Are Robots Reviewing My Resume?

Are robots reviewing my resume? Face it; there are on average 300 resume submissions for every job posting. You betcha’ robots are reviewing all of these resumes. What company has the time to read resumes all day? We have all wondered whether human eyes ever get to see our resumes. As job seekers diligently prepare and submit resumes in response to job postings it’s important to understand exactly what happens to your resume once you hit the send button. You know your resume is being delivered, but what you don’t know is whether it makes it to the decision maker. This is where technology takes over.

Every Human Resource Department and Staffing Firm use software technology that scans, reviews and parses resumes before a human gets to touch it. This is how it works.

Young woman, like many unemployed are concerned about job prospects in their communities
Photo courtesy @TheAGAGroup

1. You submit your resume in response to a job posting. It is captured by an Applicant Tracking System [ATS]

Even before a recruiter gets to see your resume it meets the company’s robot software system called the Applicant Tracking System (ATS). There are many ATS vendors and they all work pretty much the same. Now this ATS contains a large database of candidate information that helps streamline the recruiting process for an organization.

Large and small companies are using this software because it is a cost-efficient way to keep all the resumes in one place and manage the entire recruiting process. The ATS adds [parses] your information directly from your resume into a formatted document based on how closely you meet the job posting.

So you ask: How can I get my resume to talk to this robot effectively? Well by now you’ve heard all of the buzz about keywords? Well, the robot software is why you need keywords in your resume. The company has programmed these keywords into the ATS to help them identify the resumes of top candidates. So what should you do?

2. No need to spend money on a professional resume writer. You can easily format your resume. Formatting is just as important as the content

Inside the ATS, recruiters choose and enter the particular skills and qualifications they’re looking for in a given position. You want to match these [must haves] with keywords that are in the job description. You can have all the right qualifications, but if the ATS can’t read your resume then your phone won’t be ringing.

So check out these tips on how to optimize your resume:

  • Use keywords in the body of the text and throughout the entire resume when appropriate. The ATS picks up on context and relevance based on the placement of the keywords. Use the language the company is using. If they’re calling it “online marketing” your resume shouldn’t be calling it “content marketing.”
  • Use easy-to-read standard fonts such as Arial or Times New Roman.
  • Proper punctuation and spelling matter.
  • The universally accepted file format is a .doc extension. This format is the safest bet, as the ATS is sure to recognize your information.

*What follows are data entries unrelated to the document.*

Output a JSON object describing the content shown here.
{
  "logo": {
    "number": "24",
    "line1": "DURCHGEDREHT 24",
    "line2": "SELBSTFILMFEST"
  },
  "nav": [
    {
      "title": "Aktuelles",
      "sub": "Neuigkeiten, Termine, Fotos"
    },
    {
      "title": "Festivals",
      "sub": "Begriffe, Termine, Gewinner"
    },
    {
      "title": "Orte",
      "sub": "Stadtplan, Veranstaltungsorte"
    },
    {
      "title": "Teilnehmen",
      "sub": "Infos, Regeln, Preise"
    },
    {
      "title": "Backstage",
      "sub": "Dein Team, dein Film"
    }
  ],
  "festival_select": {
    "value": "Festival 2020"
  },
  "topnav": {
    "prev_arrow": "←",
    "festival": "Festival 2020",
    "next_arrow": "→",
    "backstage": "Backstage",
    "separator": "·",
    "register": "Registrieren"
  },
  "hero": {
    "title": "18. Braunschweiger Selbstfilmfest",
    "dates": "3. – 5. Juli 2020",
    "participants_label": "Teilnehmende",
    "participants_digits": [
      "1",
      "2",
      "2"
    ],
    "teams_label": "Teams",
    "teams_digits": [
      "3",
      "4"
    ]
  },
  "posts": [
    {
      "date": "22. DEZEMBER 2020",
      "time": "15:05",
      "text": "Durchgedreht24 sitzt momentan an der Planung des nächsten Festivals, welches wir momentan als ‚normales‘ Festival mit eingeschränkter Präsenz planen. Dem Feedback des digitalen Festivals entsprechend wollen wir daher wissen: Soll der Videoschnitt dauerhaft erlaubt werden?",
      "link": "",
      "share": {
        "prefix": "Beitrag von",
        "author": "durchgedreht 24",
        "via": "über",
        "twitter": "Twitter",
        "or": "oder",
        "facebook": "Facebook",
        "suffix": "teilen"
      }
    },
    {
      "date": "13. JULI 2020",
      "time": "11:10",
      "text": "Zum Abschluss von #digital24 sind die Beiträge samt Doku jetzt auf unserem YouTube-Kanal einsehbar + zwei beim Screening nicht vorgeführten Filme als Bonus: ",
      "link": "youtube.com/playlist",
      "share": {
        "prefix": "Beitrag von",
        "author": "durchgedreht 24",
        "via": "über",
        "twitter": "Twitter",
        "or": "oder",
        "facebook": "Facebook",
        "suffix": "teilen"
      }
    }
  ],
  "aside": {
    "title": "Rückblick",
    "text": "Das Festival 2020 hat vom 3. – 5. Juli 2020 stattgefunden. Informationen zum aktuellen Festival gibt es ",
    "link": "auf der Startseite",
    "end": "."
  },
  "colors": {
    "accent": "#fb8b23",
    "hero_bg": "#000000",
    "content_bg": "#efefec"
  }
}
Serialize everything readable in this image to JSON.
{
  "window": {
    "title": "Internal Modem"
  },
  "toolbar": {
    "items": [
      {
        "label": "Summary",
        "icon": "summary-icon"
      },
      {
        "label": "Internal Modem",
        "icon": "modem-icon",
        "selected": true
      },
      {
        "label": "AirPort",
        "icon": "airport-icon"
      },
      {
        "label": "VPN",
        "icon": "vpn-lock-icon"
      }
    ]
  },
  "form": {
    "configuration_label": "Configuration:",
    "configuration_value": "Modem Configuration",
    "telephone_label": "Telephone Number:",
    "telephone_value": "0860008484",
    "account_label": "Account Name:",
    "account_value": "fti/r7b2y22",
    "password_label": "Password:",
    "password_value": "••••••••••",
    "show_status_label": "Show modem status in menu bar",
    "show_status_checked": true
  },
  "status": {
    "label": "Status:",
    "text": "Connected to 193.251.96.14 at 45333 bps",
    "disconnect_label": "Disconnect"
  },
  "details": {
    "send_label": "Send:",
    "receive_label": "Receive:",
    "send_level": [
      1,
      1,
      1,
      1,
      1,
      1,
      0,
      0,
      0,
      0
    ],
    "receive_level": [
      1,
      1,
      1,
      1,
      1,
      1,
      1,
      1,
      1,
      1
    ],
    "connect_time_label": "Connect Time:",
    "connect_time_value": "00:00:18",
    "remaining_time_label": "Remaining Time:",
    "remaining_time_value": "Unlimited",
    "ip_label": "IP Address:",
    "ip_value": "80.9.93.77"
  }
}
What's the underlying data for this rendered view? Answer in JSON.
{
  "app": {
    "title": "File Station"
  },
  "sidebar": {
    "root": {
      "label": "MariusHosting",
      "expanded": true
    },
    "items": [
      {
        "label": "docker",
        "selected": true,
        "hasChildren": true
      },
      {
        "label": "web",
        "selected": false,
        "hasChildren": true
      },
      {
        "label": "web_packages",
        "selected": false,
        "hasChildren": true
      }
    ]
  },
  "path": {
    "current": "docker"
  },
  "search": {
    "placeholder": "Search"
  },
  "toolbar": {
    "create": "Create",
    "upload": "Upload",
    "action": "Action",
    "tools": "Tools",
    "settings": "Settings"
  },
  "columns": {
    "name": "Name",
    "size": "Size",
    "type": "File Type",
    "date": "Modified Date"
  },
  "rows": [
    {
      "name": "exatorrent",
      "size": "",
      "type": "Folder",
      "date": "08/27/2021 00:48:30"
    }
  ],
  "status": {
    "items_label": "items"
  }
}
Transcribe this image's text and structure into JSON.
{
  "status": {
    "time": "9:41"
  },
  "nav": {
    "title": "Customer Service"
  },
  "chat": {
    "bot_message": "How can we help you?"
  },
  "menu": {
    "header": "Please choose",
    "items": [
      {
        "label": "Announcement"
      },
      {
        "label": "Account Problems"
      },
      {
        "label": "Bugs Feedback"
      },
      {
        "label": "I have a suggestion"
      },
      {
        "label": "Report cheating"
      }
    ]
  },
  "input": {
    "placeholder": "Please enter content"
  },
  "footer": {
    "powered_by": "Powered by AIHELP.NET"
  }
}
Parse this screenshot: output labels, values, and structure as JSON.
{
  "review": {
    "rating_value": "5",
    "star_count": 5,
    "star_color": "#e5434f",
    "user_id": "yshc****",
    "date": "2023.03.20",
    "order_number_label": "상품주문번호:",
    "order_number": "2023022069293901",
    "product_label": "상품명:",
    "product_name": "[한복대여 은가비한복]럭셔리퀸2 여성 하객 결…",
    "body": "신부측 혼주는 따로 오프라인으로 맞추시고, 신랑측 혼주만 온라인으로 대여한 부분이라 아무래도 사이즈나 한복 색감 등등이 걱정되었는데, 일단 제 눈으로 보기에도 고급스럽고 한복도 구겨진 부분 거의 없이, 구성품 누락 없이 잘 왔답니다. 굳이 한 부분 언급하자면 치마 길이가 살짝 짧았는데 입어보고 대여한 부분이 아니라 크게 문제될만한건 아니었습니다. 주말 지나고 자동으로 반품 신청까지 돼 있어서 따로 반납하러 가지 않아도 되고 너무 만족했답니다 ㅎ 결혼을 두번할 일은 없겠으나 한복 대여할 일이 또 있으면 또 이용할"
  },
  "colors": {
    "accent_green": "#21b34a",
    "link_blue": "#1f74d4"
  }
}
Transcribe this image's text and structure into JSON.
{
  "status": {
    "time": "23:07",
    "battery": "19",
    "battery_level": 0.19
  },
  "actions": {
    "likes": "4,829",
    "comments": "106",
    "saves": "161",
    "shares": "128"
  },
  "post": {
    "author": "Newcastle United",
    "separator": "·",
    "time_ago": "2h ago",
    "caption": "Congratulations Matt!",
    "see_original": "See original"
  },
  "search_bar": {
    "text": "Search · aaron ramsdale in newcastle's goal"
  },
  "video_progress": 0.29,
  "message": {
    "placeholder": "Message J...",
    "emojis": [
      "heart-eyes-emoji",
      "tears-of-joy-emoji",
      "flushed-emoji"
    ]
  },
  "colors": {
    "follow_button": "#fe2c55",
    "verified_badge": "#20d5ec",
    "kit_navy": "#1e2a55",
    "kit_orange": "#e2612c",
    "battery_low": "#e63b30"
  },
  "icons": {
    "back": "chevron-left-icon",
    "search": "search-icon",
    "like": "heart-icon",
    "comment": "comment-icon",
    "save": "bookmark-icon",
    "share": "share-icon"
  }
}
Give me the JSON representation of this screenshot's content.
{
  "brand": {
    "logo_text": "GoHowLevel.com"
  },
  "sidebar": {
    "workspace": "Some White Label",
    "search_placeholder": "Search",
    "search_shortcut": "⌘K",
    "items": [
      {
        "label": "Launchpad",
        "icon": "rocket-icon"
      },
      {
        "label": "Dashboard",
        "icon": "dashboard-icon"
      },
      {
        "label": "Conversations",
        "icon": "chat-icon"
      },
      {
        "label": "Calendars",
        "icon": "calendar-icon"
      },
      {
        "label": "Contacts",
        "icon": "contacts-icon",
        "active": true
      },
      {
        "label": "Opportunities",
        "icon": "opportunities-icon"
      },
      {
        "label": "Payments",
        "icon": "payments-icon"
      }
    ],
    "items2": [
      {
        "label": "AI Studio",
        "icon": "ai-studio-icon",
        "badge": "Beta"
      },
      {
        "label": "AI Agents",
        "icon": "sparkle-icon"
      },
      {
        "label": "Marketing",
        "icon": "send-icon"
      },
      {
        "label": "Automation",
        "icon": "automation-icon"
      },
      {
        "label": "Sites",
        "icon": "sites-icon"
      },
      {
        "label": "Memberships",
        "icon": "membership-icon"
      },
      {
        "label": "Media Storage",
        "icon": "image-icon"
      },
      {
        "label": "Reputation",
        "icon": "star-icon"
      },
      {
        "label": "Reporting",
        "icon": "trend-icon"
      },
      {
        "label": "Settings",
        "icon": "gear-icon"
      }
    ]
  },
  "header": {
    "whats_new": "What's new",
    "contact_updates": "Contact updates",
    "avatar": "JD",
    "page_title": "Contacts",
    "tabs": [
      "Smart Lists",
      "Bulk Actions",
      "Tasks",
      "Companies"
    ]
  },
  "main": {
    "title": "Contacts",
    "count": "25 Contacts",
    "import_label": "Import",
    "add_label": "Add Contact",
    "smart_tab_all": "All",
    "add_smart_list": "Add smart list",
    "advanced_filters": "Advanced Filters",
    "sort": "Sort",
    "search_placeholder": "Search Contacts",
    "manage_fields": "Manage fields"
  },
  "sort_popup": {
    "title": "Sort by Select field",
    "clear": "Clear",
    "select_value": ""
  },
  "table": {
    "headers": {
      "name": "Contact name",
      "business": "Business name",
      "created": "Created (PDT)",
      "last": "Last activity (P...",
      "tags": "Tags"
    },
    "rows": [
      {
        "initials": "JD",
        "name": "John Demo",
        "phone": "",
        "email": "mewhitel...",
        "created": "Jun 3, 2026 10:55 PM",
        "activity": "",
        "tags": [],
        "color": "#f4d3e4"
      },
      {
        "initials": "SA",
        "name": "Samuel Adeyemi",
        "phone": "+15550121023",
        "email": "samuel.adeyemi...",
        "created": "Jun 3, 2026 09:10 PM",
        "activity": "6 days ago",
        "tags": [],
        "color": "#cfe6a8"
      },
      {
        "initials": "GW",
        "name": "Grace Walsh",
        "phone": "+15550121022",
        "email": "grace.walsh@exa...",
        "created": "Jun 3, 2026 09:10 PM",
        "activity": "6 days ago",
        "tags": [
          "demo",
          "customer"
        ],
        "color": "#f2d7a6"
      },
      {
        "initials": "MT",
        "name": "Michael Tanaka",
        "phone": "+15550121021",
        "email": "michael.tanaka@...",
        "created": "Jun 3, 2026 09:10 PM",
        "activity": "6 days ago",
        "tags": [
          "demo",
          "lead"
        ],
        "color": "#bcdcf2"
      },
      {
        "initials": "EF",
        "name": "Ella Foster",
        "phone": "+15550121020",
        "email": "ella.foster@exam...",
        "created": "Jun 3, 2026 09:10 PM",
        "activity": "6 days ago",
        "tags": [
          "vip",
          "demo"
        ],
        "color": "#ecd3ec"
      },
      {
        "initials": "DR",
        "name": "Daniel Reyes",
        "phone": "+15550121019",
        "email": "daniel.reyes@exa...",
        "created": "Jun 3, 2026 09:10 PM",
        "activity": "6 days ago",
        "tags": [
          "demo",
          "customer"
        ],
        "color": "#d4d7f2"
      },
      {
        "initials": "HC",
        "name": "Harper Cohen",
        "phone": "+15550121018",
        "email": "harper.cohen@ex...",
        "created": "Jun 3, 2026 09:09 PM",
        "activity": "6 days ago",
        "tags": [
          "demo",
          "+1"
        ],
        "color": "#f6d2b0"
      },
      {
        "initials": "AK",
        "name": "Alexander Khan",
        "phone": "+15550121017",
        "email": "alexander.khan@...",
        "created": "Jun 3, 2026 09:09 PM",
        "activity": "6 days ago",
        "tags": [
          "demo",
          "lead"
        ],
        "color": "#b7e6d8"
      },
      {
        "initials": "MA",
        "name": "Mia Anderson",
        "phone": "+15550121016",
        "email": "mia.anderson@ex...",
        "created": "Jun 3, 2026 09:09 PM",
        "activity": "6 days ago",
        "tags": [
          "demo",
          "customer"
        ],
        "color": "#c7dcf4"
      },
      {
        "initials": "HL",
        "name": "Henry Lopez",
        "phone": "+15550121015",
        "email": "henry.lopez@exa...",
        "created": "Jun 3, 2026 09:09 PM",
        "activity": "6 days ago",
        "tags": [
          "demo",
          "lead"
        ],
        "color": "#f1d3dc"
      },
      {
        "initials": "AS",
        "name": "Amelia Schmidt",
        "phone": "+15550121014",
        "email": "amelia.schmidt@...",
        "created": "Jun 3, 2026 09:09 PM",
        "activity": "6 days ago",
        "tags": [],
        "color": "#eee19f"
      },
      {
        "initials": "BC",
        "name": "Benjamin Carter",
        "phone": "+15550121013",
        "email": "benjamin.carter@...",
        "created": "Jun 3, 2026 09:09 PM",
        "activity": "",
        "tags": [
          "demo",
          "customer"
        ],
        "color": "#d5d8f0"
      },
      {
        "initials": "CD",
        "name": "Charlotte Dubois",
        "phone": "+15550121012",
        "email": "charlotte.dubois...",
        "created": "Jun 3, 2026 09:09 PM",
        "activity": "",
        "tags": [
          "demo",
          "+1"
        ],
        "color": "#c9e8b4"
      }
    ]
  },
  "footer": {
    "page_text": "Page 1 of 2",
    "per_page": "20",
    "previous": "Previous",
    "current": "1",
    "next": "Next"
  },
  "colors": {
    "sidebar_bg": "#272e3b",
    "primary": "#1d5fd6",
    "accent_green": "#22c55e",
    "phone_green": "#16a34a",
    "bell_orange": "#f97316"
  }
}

The way you enter your resume is important. Always upload your resume directly into the system instead of typing your information into each field. This way the ATS can automatically populate your information, making it easier on the entire submission process, for you and the ATS.

3. The ATS is used in many ways

With all of the advanced technology available in the ATS, sometimes it’s simply used as a database for keeping track of applicants. Often the “percent match score” is not the final verdict. Good Recruiters and HR Professionals tend to trust their own instincts over a machine’s evaluation.

In the end; what’s important is that you apply for jobs for which you are extremely qualified. Tailor your resume to match the job description based on your experiences. Be sure to read the job description and look at how the company uses keywords. And most importantly we emphasize value proposition statements. Take the time to develop your value proposition statement as this is what will immediately grab the attention of the hiring manager.